Tuesday, June 07, 2011

Next space station crew set for launch

Fueling of a Russian Soyuz booster has begun in preparation for a blastoff from central Asia at 4:12 p.m. EDT today that will deliver American astronaut Mike Fossum and two crewmates to the International Space Station.

Fossum, cosmonaut Sergei Volkov and Japanese astronaut Satoshi Furukawa will soon begin suiting up at Site 254 at the Baikonur Cosmodrome in Kazakhstan before boarding their Soyuz TMA-02 spacecraft around 1:30 p.m.

The rocket will launch from the same pad from which Yuri Gagarin blasted off 50 years ago in April to become the first human in space.

The crew will double to six the number of full-time station residents, filling out the Expeditions 28 crew that next month will welcome the last shuttle to visit the orbiting science research complex. 

American Ron Garan and cosmonauts Andrey Borisenko and Alexander Samokutyaev are already on board the station, await the new crew's planned arrival at 5:22 p.m. Thursday.

Watch live launch coverage here starting at 3:30 p.m. by clicking the NASA TV box at right.

Fossum, 53, is a retired colonel in the U.S. Air Force Reserves and two-time shuttle flyer. His ties to NASA date to engineering support for early shuttle missions and later work on the space station's redesign in the 90s, which followed a stint as a flight test engineer at Edwards Air Force Base.

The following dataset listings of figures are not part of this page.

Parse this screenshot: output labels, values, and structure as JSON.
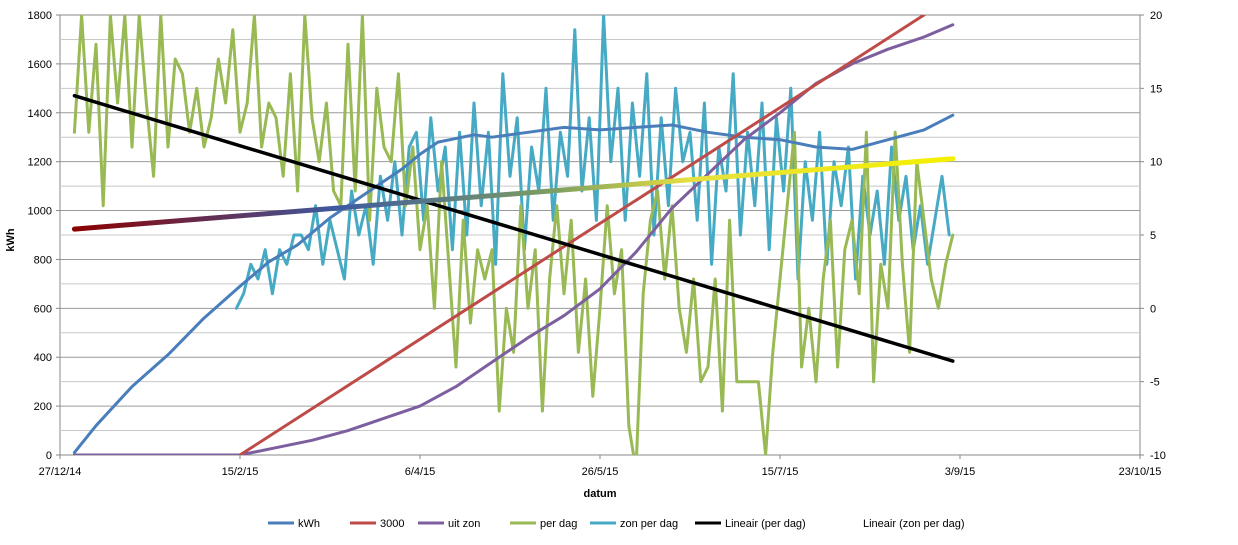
{
  "chart_data": {
    "type": "line",
    "title": "",
    "xlabel": "datum",
    "ylabel": "kWh",
    "ylabel_right": "",
    "x_ticks": [
      "27/12/14",
      "15/2/15",
      "6/4/15",
      "26/5/15",
      "15/7/15",
      "3/9/15",
      "23/10/15"
    ],
    "x_range_days": [
      0,
      300
    ],
    "ylim": [
      0,
      1800
    ],
    "ylim_right": [
      -10,
      20
    ],
    "y_ticks": [
      "0",
      "200",
      "400",
      "600",
      "800",
      "1000",
      "1200",
      "1400",
      "1600",
      "1800"
    ],
    "y_ticks_right": [
      "-10",
      "-5",
      "0",
      "5",
      "10",
      "15",
      "20"
    ],
    "grid": true,
    "legend_position": "bottom",
    "legend": [
      {
        "name": "kWh",
        "color": "#4A7EBB"
      },
      {
        "name": "3000",
        "color": "#BE4B48"
      },
      {
        "name": "uit zon",
        "color": "#7D5FA0"
      },
      {
        "name": "per dag",
        "color": "#98B954"
      },
      {
        "name": "zon per dag",
        "color": "#46AAC5"
      },
      {
        "name": "Lineair (per dag)",
        "color": "#000000"
      },
      {
        "name": "Lineair (zon per dag)",
        "color": "#F0E000"
      }
    ],
    "series": [
      {
        "name": "kWh",
        "axis": "left",
        "color": "#4A7EBB",
        "x": [
          4,
          10,
          20,
          30,
          40,
          50,
          58,
          66,
          75,
          85,
          95,
          100,
          105,
          115,
          120,
          130,
          140,
          150,
          160,
          170,
          180,
          190,
          200,
          210,
          220,
          230,
          240,
          248
        ],
        "y": [
          10,
          120,
          280,
          410,
          560,
          690,
          790,
          860,
          970,
          1070,
          1170,
          1230,
          1280,
          1310,
          1300,
          1320,
          1340,
          1330,
          1340,
          1350,
          1320,
          1300,
          1290,
          1260,
          1250,
          1290,
          1330,
          1390
        ]
      },
      {
        "name": "3000",
        "axis": "left",
        "color": "#BE4B48",
        "x": [
          50,
          240
        ],
        "y": [
          0,
          1800
        ]
      },
      {
        "name": "uit zon",
        "axis": "left",
        "color": "#7D5FA0",
        "x": [
          4,
          50,
          60,
          70,
          80,
          90,
          100,
          110,
          120,
          130,
          140,
          150,
          160,
          170,
          180,
          190,
          200,
          210,
          220,
          230,
          240,
          248
        ],
        "y": [
          0,
          0,
          30,
          60,
          100,
          150,
          200,
          280,
          380,
          480,
          570,
          680,
          830,
          1010,
          1150,
          1290,
          1400,
          1520,
          1600,
          1660,
          1710,
          1760
        ]
      },
      {
        "name": "per dag",
        "axis": "right",
        "color": "#98B954",
        "x": [
          4,
          6,
          8,
          10,
          12,
          14,
          16,
          18,
          20,
          22,
          24,
          26,
          28,
          30,
          32,
          34,
          36,
          38,
          40,
          42,
          44,
          46,
          48,
          50,
          52,
          54,
          56,
          58,
          60,
          62,
          64,
          66,
          68,
          70,
          72,
          74,
          76,
          78,
          80,
          82,
          84,
          86,
          88,
          90,
          92,
          94,
          96,
          98,
          100,
          102,
          104,
          106,
          108,
          110,
          112,
          114,
          116,
          118,
          120,
          122,
          124,
          126,
          128,
          130,
          132,
          134,
          136,
          138,
          140,
          142,
          144,
          146,
          148,
          150,
          152,
          154,
          156,
          158,
          160,
          162,
          164,
          166,
          168,
          170,
          172,
          174,
          176,
          178,
          180,
          182,
          184,
          186,
          188,
          190,
          192,
          194,
          196,
          198,
          200,
          202,
          204,
          206,
          208,
          210,
          212,
          214,
          216,
          218,
          220,
          222,
          224,
          226,
          228,
          230,
          232,
          234,
          236,
          238,
          240,
          242,
          244,
          246,
          248
        ],
        "y": [
          12,
          20,
          12,
          18,
          7,
          20,
          14,
          20,
          11,
          20,
          14,
          9,
          20,
          11,
          17,
          16,
          12,
          15,
          11,
          13,
          17,
          14,
          19,
          12,
          14,
          20,
          11,
          14,
          13,
          9,
          16,
          8,
          20,
          13,
          10,
          14,
          8,
          7,
          18,
          8,
          20,
          6,
          15,
          11,
          10,
          16,
          7,
          11,
          4,
          7,
          0,
          10,
          3,
          -4,
          6,
          -1,
          4,
          2,
          4,
          -7,
          0,
          -3,
          7,
          0,
          4,
          -7,
          2,
          7,
          1,
          6,
          -3,
          2,
          -6,
          0,
          7,
          1,
          4,
          -8,
          -11,
          1,
          6,
          8,
          2,
          7,
          0,
          -3,
          2,
          -5,
          -4,
          2,
          -7,
          6,
          -5,
          -5,
          -5,
          -5,
          -10,
          -3,
          2,
          7,
          12,
          -4,
          0,
          -5,
          2,
          6,
          -4,
          4,
          6,
          1,
          12,
          -5,
          3,
          0,
          12,
          3,
          -3,
          10,
          6,
          2,
          0,
          3,
          5
        ]
      },
      {
        "name": "zon per dag",
        "axis": "right",
        "color": "#46AAC5",
        "x": [
          49,
          51,
          53,
          55,
          57,
          59,
          61,
          63,
          65,
          67,
          69,
          71,
          73,
          75,
          77,
          79,
          81,
          83,
          85,
          87,
          89,
          91,
          93,
          95,
          97,
          99,
          101,
          103,
          105,
          107,
          109,
          111,
          113,
          115,
          117,
          119,
          121,
          123,
          125,
          127,
          129,
          131,
          133,
          135,
          137,
          139,
          141,
          143,
          145,
          147,
          149,
          151,
          153,
          155,
          157,
          159,
          161,
          163,
          165,
          167,
          169,
          171,
          173,
          175,
          177,
          179,
          181,
          183,
          185,
          187,
          189,
          191,
          193,
          195,
          197,
          199,
          201,
          203,
          205,
          207,
          209,
          211,
          213,
          215,
          217,
          219,
          221,
          223,
          225,
          227,
          229,
          231,
          233,
          235,
          237,
          239,
          241,
          243,
          245,
          247
        ],
        "y": [
          0,
          1,
          3,
          2,
          4,
          1,
          4,
          3,
          5,
          5,
          4,
          7,
          3,
          6,
          4,
          2,
          8,
          5,
          7,
          3,
          9,
          6,
          10,
          5,
          11,
          12,
          6,
          13,
          8,
          11,
          4,
          12,
          5,
          14,
          7,
          12,
          3,
          16,
          9,
          13,
          4,
          11,
          8,
          15,
          6,
          12,
          9,
          19,
          8,
          13,
          6,
          20,
          10,
          15,
          6,
          14,
          9,
          16,
          5,
          13,
          7,
          15,
          10,
          12,
          6,
          14,
          3,
          11,
          8,
          16,
          5,
          12,
          7,
          14,
          4,
          13,
          8,
          15,
          2,
          10,
          6,
          12,
          3,
          10,
          7,
          11,
          2,
          9,
          5,
          8,
          3,
          11,
          6,
          9,
          4,
          7,
          3,
          6,
          9,
          5
        ]
      },
      {
        "name": "Lineair (per dag)",
        "axis": "right",
        "color": "#000000",
        "x": [
          4,
          248
        ],
        "y": [
          14.5,
          -3.6
        ]
      },
      {
        "name": "Lineair (zon per dag)",
        "axis": "right",
        "color": "#F0E000",
        "x": [
          4,
          248
        ],
        "y": [
          5.4,
          10.2
        ]
      }
    ]
  }
}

Married with four children and a new granddaughter, Fossum flew shuttle Discovery in 2006 on the second Return to Flight mission and again in 2008 on a mission that delivered Japan's Kibo lab.

Volkov, 38, is making his second spaceflight and second long-duration stay on the station, which he commanded in 2008. At that time he became the world's first second generation space traveler. Father Alexander Volkov was aboard the Mir space station with Sergei Krikalev in 1991 when the Soviet Union collapsed in 1991.

Sergei Volkov is married with two sons, the youngest of which is only about six months old.

Furukawa, 47, is a former surgeon making his first spaceflight. He'll be the third Japanese astronaut to perform a long-duration mission, following Koichi Wakata and Soichi Noguchi. He's married with a son and a daughter.

Their Soyuz TMA-02 spacecraft is the second in a new series flying with upgraded guidance and navigation systems and digital data processing units.

IMAGE: At the Baikonur Cosmodrome in Kazakhstan on June 3, NASA astronaut Mike Fossum (left), Expedition 28 flight engineer; cosmonaut and Soyuz commander Sergei Volkov (center) and Japan Aerospace Exploration Agency astronaut Satoshi Furukawa posed for pictures in front of the Soyuz booster in the integration facility. Photo credit: NASA/Victor Zelentsov

1 comment:

Calli Arcale said...

Minor quibble -- shouldn't it be Soyuz TMA-M02? Second in the Soyuz TMA-M series? Soyuz TMA-02 flew years ago.

Just checked RussianSpaceWeb.com; they're calling it Soyuz TMA-02M. In any case, I'm sure that M needs to be there to distinguish it from Soyuz TMA-02, which delivered Yuri Malenchenko and Ed Lu to the ISS in 2003.